The Add Drop Period should be extended


Students have the first two weeks of school to request a change in their schedules, adding or dropping classes. [AUDREY HWANG/THE BLUE & GOLD]

Upper school students at Taipei American School (TAS) have two weeks to decide whether they would like to change their schedule and add or drop a class, referred to as the Add Drop Period. During the two-week period, students can confer with their academic counselors regarding whether they would like to add or drop classes.

The course selection process starts in the spring of the previous semester, with class registrations submitted on PowerSchool by March. A tentative schedule is made by May, and students are given a chance to make changes to that schedule before the fall semester.

Some reasons students may want to add or drop a class include misconceptions about a course’s workload, lost interest in the subject matter and others. “[Sometimes the classes are] not what [students] thought [they] would be,” Mr. Ryan Haynes, director of academic and personal counseling and grade 9 counselor, said.

Such determinations and observations often cannot be made within the first two weeks of school, with little indication of the factors listed as the course has merely been introduced. Hence, the add-drop period should be extended from a two week period to a month-long process.

Throughout the current duration of the Add Drop Period, students are introduced to the class syllabus and the first unit of the class. Many classes do not have an assessment until after the Add Drop Period, and often, the first unit is introductory, meaning it goes over the basic content needed to build onto much more complex, difficult concepts. For instance, the first unit of a chemistry course may go over the basics of chemistry, which would be an introduction to chemistry, not content specifically pertaining to the literal difficulty of the course.

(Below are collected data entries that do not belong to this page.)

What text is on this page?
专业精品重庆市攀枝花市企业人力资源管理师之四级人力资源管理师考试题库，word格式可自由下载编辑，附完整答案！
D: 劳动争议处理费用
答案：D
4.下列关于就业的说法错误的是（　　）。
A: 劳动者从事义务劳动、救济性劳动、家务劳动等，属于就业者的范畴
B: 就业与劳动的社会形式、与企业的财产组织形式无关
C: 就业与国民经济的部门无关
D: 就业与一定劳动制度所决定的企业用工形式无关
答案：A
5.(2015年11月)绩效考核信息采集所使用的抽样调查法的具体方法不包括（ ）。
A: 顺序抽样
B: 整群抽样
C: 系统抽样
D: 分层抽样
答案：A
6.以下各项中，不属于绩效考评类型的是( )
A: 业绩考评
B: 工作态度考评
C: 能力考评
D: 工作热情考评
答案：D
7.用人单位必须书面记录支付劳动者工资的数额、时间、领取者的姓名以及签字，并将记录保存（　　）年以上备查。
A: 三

Having a month-long Add Drop Period gives students more flexibility to determine whether a class is a good fit for their schedule. These are classes that students have to stick with for the rest of the year, and determining whether to stay should be considered with attention to how the workload may affect students later in the year.

Though an extended Add Drop Period may create more flexibility for students, it may be a disturbance to teachers, counselors and administrators. For academic and personal counselors, it may interrupt their workflow as their roles in the community consist of assisting students beyond mere schedule changes. “Schedule changes are only one aspect of what we do,” Mr. Haynes said.

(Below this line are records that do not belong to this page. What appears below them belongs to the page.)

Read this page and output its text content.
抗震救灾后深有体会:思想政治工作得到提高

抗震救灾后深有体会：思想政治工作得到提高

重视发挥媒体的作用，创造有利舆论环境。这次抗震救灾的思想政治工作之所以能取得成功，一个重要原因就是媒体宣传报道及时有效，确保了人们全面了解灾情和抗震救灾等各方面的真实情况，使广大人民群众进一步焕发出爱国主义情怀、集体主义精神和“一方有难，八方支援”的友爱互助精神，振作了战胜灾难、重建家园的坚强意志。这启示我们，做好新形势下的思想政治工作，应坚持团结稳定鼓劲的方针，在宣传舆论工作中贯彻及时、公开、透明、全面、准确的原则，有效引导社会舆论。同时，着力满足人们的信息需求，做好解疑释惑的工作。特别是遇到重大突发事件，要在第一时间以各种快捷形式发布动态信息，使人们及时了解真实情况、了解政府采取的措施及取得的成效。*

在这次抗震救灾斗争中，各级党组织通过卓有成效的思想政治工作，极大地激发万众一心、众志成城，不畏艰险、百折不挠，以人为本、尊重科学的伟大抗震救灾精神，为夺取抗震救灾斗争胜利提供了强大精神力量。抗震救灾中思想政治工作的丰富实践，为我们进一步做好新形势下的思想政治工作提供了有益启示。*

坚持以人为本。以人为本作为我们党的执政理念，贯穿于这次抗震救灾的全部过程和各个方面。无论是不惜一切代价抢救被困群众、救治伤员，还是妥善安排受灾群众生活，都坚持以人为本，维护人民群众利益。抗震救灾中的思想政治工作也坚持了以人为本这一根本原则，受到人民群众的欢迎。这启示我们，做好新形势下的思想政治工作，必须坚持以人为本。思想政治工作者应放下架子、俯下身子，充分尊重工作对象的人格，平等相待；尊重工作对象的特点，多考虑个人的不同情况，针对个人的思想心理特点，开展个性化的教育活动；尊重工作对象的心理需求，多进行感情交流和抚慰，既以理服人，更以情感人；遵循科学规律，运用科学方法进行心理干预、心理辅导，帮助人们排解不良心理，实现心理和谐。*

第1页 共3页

Hence, students should be researching potential classes before enrolling. “When it comes to scheduling, we really want students to be informed about what classes they are taking… [students should] try to be an informed consumer,” Mr. Haynes said. “Read the course catalogue, [and] talk to other students [who have taken the class before].”

Ultimately, students should feel at will to make determinations about whether they would like to stay or leave a class for the rest of the year with more time flexibility. The current two-week Add Drop Period does not give students sufficient indication or understanding regarding how the class may play out for the rest of the year.